XVI

XVI

Тоска любви Татьяну гонит,

И в сад идет она грустить,

И вдруг недвижны очи клонит,

4 И лень ей далее ступить.

Приподнялася грудь, ланиты

Мгновенным пламенем покрыты,

Дыханье замерло в устах,

8 И в слухе шум, и блеск в очах…

Настанет ночь; луна обходит

Дозором дальный свод небес,

И соловей во мгле древес

12 Напевы звучные заводит.

Татьяна в темноте не спит

И тихо с няней говорит:

5 <…>

8—9 И в слухе шум, и блеск в очах… — Хорошо известное явление, типичное для легкого юношеского помешательства.

9—10 Cр.: Марвелл, «Дому Апплтона» (Marveil, «Upon Appleton House», опубликовано в 1681 г.), строфа XL:

Но когда бдительный дозор

Звезд обходит полюс

11 Соловей — распространенная в Европе певчая птица, представитель рода Luscinia Старого Света.
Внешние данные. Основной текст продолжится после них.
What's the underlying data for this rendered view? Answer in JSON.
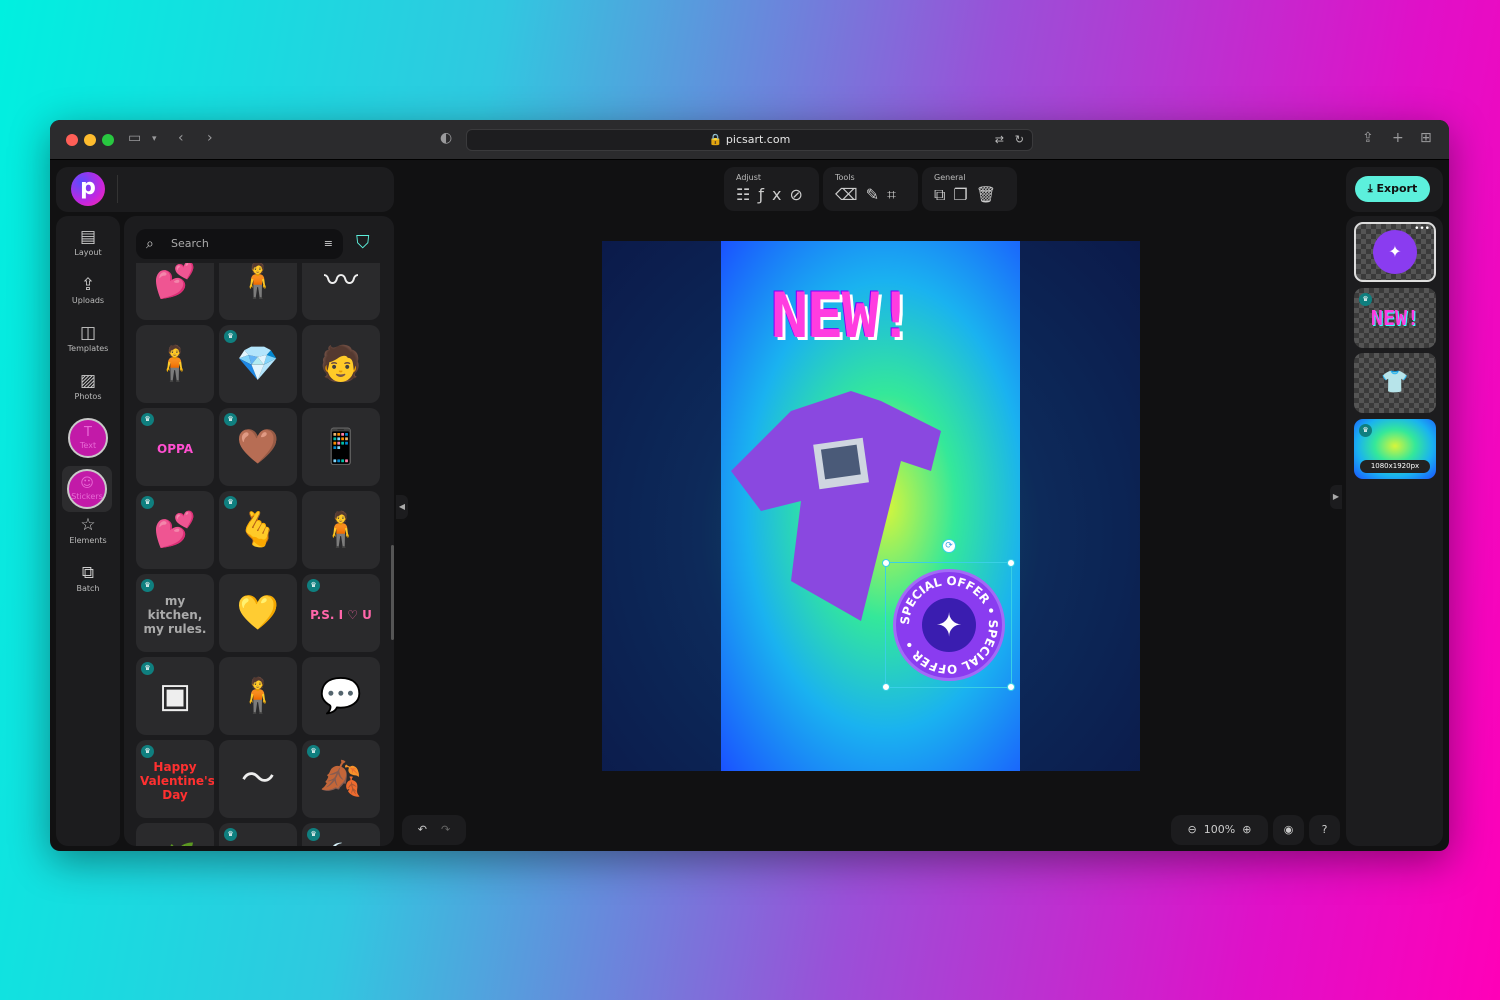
{
  "browser": {
    "url": "picsart.com",
    "icons": [
      "sidebar-icon",
      "chevron-down-icon",
      "back-icon",
      "forward-icon",
      "shield-icon",
      "translate-icon",
      "reload-icon",
      "share-icon",
      "new-tab-icon",
      "tabs-grid-icon"
    ]
  },
  "app": {
    "logo": "p"
  },
  "nav": [
    {
      "label": "Layout",
      "icon": "▤"
    },
    {
      "label": "Uploads",
      "icon": "⇪"
    },
    {
      "label": "Templates",
      "icon": "◫"
    },
    {
      "label": "Photos",
      "icon": "▨"
    },
    {
      "label": "Text",
      "icon": "T"
    },
    {
      "label": "Stickers",
      "icon": "☺"
    },
    {
      "label": "Elements",
      "icon": "☆"
    },
    {
      "label": "Batch",
      "icon": "⧉"
    }
  ],
  "search": {
    "placeholder": "Search"
  },
  "stickers": [
    {
      "g": "💕",
      "p": false
    },
    {
      "g": "🧍",
      "p": false
    },
    {
      "g": "〰",
      "p": false
    },
    {
      "g": "🧍",
      "p": false
    },
    {
      "g": "💎",
      "p": true
    },
    {
      "g": "🧑",
      "p": false
    },
    {
      "g": "OPPA",
      "p": true
    },
    {
      "g": "🤎",
      "p": true
    },
    {
      "g": "📱",
      "p": false
    },
    {
      "g": "💕",
      "p": true
    },
    {
      "g": "🫰",
      "p": true
    },
    {
      "g": "🧍",
      "p": false
    },
    {
      "g": "my kitchen, my rules.",
      "p": true
    },
    {
      "g": "💛",
      "p": false
    },
    {
      "g": "P.S. I ♡ U",
      "p": true
    },
    {
      "g": "▣",
      "p": true
    },
    {
      "g": "🧍",
      "p": false
    },
    {
      "g": "💬",
      "p": false
    },
    {
      "g": "Happy Valentine's Day",
      "p": true
    },
    {
      "g": "〜",
      "p": false
    },
    {
      "g": "🍂",
      "p": true
    },
    {
      "g": "🌿",
      "p": false
    },
    {
      "g": "▢",
      "p": true
    },
    {
      "g": "🍃",
      "p": true
    }
  ],
  "toolbar": {
    "groups": [
      {
        "label": "Adjust",
        "icons": "☷ƒx⊘"
      },
      {
        "label": "Tools",
        "icons": "⌫✎⌗"
      },
      {
        "label": "General",
        "icons": "⧉❐🗑"
      }
    ]
  },
  "canvas": {
    "headline": "NEW!",
    "badge_text": "SPECIAL OFFER • SPECIAL OFFER •",
    "badge_icon": "✦"
  },
  "export_label": "Export",
  "layers": [
    {
      "name": "special-offer-badge",
      "selected": true
    },
    {
      "name": "new-text",
      "premium": true
    },
    {
      "name": "tshirt"
    },
    {
      "name": "background",
      "size": "1080x1920px",
      "premium": true
    }
  ],
  "zoom": {
    "level": "100%"
  },
  "colors": {
    "accent": "#5cf0dc",
    "selection": "#39d0e6",
    "active_nav": "#c21aa8"
  }
}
В брачный период, в основном по ночам, самцы зачастую издают нежные, насыщенные, переливающиеся трели и свист; для бесчисленных поэтов соловей стал таким же символом, как роза.

14 …с няней… — Этот литературный образ, в котором Пушкину хотелось отразить свою няню, точнее, няню своей сестры, уже возникал в гл. 2, XXIb, 6—14 (см. коммент.) и XXVII, 9. Одухотворенный пассаж в гл. 3, XVIII несколько возвышает ее над той ролью комической поверенной, которая формально ей предназначается. Лицо, которое Пушкин называл «своей старой няней», в действительности оказывается вполне независимым от седой Филатьевны (гл. 3, XXXIII, 6), этот образ обретает собственные стилистические права в гл. 4, XXXV, 3–4 и получает звание «подруги юности».

Русских комментаторов слишком опьяняет идея «простой русской женщины из народа», которая рассказывает старые сказки (увы, почерпнутые из дешевых итальянских брошюр) «нашему народному поэту» (как будто истинный поэт может быть «народным»!), чтобы они удосужились обратить внимание на некоторые забавные детали, имеющие отношение к старой няне Татьяны.

В письме от 9 декабря 1824 г. Пушкин писал из Михайловского Дмитрию Шварцу, служившему чиновником по особым поручениям в Одессе у Воронцова:

«Буря кажется успокоилась, осмеливаюсь выглянуть из моего гнезда и подать вам голос, милый Дмитрий Максимович. Вот уже 4 месяца, как нахожусь я в глухой деревне — скучно, да нечего делать; здесь нет ни моря, ни неба полудня, ни итальянской оперы. Но зато нет ни саранчи, ни милордов Уоронцовых[493]. Уединение мое совершенно — праздность торжественна[494]. Соседей около меня мало, я знаком только с одним семейством[495], и то вижу его довольно редко — целый день верьхом — вечером слушаю сказки моей няни, оригинала няни Татьяны; вы, кажется, раз ее видели[496], она единственная моя подруга — и с нею только мне нескучно».

Это неопровержимо доказывает, что Пушкин в Одессе еще до конца июля 1824 г. читал Шварцу третью главу, по крайней мере до строфы XX. Забавно, что в момент сочинения этих строк он не виделся со старой няней сестры с лета 1819 г. — времени его последнего посещения Михайловского (если, конечно, она тогда была там) — и не знал летом 1824 г., что через месяц с небольшим ему предстоит снова встретить ее в роли ключницы (и своей няни){76}.

См. также мой коммент. к гл. 4, XXXV, 3.